May 21, Ascension (Luke 24:44–53)
I am not a great memorizer. The verses of scripture I remember best and can reel off most easily are the ones I learned set to music, often in the King James Version or some other old-fashioned language. I believe that makes me an aural learner, one of seven accepted learning styles. Each uses a different part or parts of the brain. We all prioritize some, and we can develop the others, too.
My most effective means of metabolizing information and concepts is to read or listen and write things down (verbal); taking notes makes ideas concrete for me. I have frustrated many people trying to teach me things when their repetitions do not take hold because I could not write down what I was hearing. If you write notes in the margin of a book to catch a concept or phrase that will remind you later of what felt important, you are using this learning style.
I also hold onto things I hear while I am knitting (physical). Yet learning a new knitting skill is complicated for me, because I am not a particularly good visual learner. I can’t grasp what seems obvious to others who look at an illustration or watch a YouTube video. My best chance at insight comes from reading the words over and over again until they make sense in the actions of my hands. When the moment of understanding comes, and the stitch works, I feel a rush of satisfaction, a kind of insight high.
What brings a lesson or a new understanding home for you?
The ascension account in Luke has three movements. First, the risen Lord “opened their minds to the scriptures” and gives guidance on what is to come. Next, he takes them out to Bethany for a blessing, during which he ascends. Finally, the disciples, after worshiping, go back to Jerusalem to praise God in the temple. Mission accomplished—now they understand!
We may note sadly that despite three years of direct teaching in multiple forms, the disciples’ minds were still closed. When we think of the disciples, 11 of them, gathered around the risen Christ, we might try to imagine what supernatural pedagogy he employs with this audience of non-learners. In his human form, they failed to understand him, although they had the opportunity to travel with him, watching and listening as he interacted with crowds and individuals using storytelling, exhortation, and conversation as his teaching tools. They did not understand what was happening, did not understand who he was.

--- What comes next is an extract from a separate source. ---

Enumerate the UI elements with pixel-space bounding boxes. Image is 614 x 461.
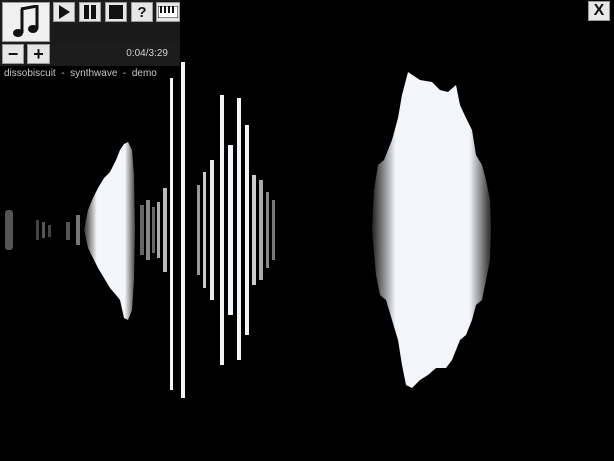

What chance do we have then, at this great distance, to share the good news effectively?
When we hope to get a point across, or teach a valuable life lesson, or deliver a saving message, we need to remember that not everyone learns the same way. A graphic or diagram may sway some people, while others respond to a personal story. Some want just the facts (logical), and others require a chance to talk things through (social). Some need to go away and contemplate things by themselves (solitary). Pastors, teachers, and even parents all carry a responsibility to inform listeners with wisdom and information that is truthful. But the message also requires an effective medium.

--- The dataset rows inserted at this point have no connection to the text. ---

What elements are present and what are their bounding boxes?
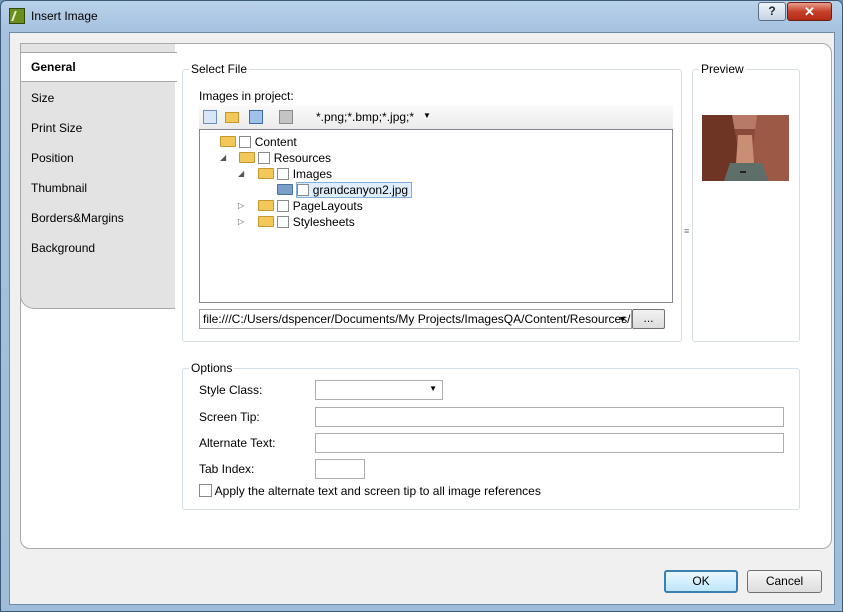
folder-icon: [258, 200, 274, 212]
sidebar-item-thumbnail[interactable]: Thumbnail: [21, 174, 166, 202]
tree-checkbox[interactable]: [258, 151, 271, 164]
expand-arrow-icon[interactable]: ▷: [238, 201, 244, 210]
window-title: Insert Image: [31, 9, 98, 23]
tree-item-label: Resources: [273, 151, 332, 165]
style-class-select[interactable]: ▼: [315, 380, 443, 400]
collapse-arrow-icon[interactable]: ◢: [238, 169, 244, 178]
folder-open-icon: [239, 152, 255, 164]
folder-icon[interactable]: [225, 112, 239, 123]
refresh-icon[interactable]: [279, 110, 293, 124]
tree-checkbox[interactable]: [239, 135, 252, 148]
sidebar: General Size Print Size Position Thumbna…: [20, 43, 177, 309]
preview-group-label: Preview: [699, 62, 746, 76]
images-in-project-label: Images in project:: [199, 89, 294, 103]
tree-checkbox[interactable]: [277, 215, 290, 228]
tree-item-label: PageLayouts: [292, 199, 363, 213]
folder-open-icon: [258, 168, 274, 180]
close-button[interactable]: ✕: [787, 2, 832, 21]
tree-item-images[interactable]: Images: [258, 166, 332, 182]
tree-item-resources[interactable]: Resources: [239, 150, 331, 166]
sidebar-item-borders-margins[interactable]: Borders&Margins: [21, 204, 166, 232]
app-icon: [9, 8, 25, 24]
tree-item-pagelayouts[interactable]: PageLayouts: [258, 198, 363, 214]
alternate-text-label: Alternate Text:: [199, 436, 276, 450]
dialog-body: General Size Print Size Position Thumbna…: [9, 32, 835, 605]
folder-icon: [220, 136, 236, 148]
help-button[interactable]: ?: [758, 2, 786, 21]
tree-item-grandcanyon2[interactable]: grandcanyon2.jpg: [277, 182, 413, 198]
style-class-label: Style Class:: [199, 383, 263, 397]
tree-item-label: Images: [292, 167, 333, 181]
folder-icon: [258, 216, 274, 228]
apply-all-checkbox[interactable]: [199, 484, 212, 498]
tree-item-label: Content: [254, 135, 297, 149]
copy-icon[interactable]: [203, 110, 217, 124]
tab-index-input[interactable]: [315, 459, 365, 479]
sidebar-item-size[interactable]: Size: [21, 84, 166, 112]
file-path-combobox[interactable]: file:///C:/Users/dspencer/Documents/My P…: [199, 309, 632, 329]
ok-button[interactable]: OK: [664, 570, 738, 593]
tab-index-label: Tab Index:: [199, 462, 255, 476]
tree-item-label: Stylesheets: [292, 215, 355, 229]
style-class-dropdown-arrow-icon[interactable]: ▼: [429, 384, 437, 393]
browse-button[interactable]: ...: [632, 309, 665, 329]
tree-checkbox[interactable]: [277, 199, 290, 212]
sidebar-item-print-size[interactable]: Print Size: [21, 114, 166, 142]
tree-item-label: grandcanyon2.jpg: [312, 183, 409, 197]
tree-checkbox[interactable]: [277, 167, 290, 180]
file-toolbar: *.png;*.bmp;*.jpg;* ▼: [199, 105, 673, 129]
collapse-arrow-icon[interactable]: ◢: [220, 153, 226, 162]
title-bar[interactable]: Insert Image ? ✕: [1, 1, 842, 33]
sidebar-item-general[interactable]: General: [21, 52, 177, 82]
sidebar-item-position[interactable]: Position: [21, 144, 166, 172]
tree-checkbox[interactable]: [297, 183, 310, 196]
apply-all-row[interactable]: Apply the alternate text and screen tip …: [199, 484, 541, 498]
sidebar-item-background[interactable]: Background: [21, 234, 166, 262]
cancel-button[interactable]: Cancel: [747, 570, 822, 593]
alternate-text-input[interactable]: [315, 433, 784, 453]
select-file-group-label: Select File: [189, 62, 250, 76]
filter-dropdown-arrow-icon[interactable]: ▼: [423, 111, 431, 120]
view-icon[interactable]: [249, 110, 263, 124]
apply-all-label: Apply the alternate text and screen tip …: [214, 484, 541, 498]
file-filter-select[interactable]: *.png;*.bmp;*.jpg;*: [316, 110, 414, 124]
splitter-grip-icon[interactable]: ≡: [684, 226, 689, 236]
file-tree[interactable]: Content Resources ◢ Images ◢ grandcanyon…: [199, 129, 673, 303]
expand-arrow-icon[interactable]: ▷: [238, 217, 244, 226]
path-dropdown-arrow-icon[interactable]: ▼: [618, 310, 627, 328]
preview-group: Preview: [692, 62, 800, 342]
tree-item-stylesheets[interactable]: Stylesheets: [258, 214, 355, 230]
canyon-thumbnail: [702, 115, 789, 181]
insert-image-dialog: Insert Image ? ✕ General Size Print Size…: [0, 0, 843, 612]
preview-image: [702, 115, 789, 181]
screen-tip-label: Screen Tip:: [199, 410, 260, 424]
image-file-icon: [277, 184, 293, 196]
file-path-value: file:///C:/Users/dspencer/Documents/My P…: [203, 312, 632, 326]
screen-tip-input[interactable]: [315, 407, 784, 427]
selected-file-highlight[interactable]: grandcanyon2.jpg: [296, 182, 413, 198]
options-group-label: Options: [189, 361, 235, 375]
tree-item-content[interactable]: Content: [220, 134, 297, 150]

Discerning that method starts with knowing who you are trying to reach. Who around you needs a good word of encouragement, guidance, or comfort? How do they usually get information? We live in a complicated time, in which there are almost too many sources available to us, many of them in conflict with each other. In seasons of collective anxiety, we face the additional frustration that some consider even facts to be subject to interpretation. We must root our appeal in the basics of our faith, just as Jesus recounts the essentials of his teaching to the disciples: repentance and the forgiveness of sins, a message to be shared with all nations, or the heart of the gospel, love for God and neighbor.
How will you try to share what you believe? There is no one right way. Although I learn by taking notes and by writing and rewriting my thoughts, that doesn’t mean they will be clear to readers—who add their own thoughts, experiences, and feelings to the equation of understanding. Consider the possibility that what seems obvious to you will not to others. Bring your varied learning styles to the task—your logic, or interpersonal skills, or gifts at bringing a good word alive in music, art, or movement.
We all want that insight high, that surge of joy, which relies on the moment when it all comes together. Sometimes my head is full of possibilities, but sitting at my desk does not bring them into a unified focus. The clarity I need comes when I take my dog for a walk, or talk it out with my spouse, a colleague, or a friend. It sometimes happens when I turn off everything else and try, for a little while, to be in that space where the voice I am hearing belongs to Christ.
The disciples’ moment of realization is the hinge to the ascension story in Luke. Whatever we are struggling to comprehend, the possibility of enlightenment remains. For Christians, Jesus holds the door, guiding us to the insight high we cannot achieve alone, offering the promise of the Spirit’s power, and opening the way to blessing and praise.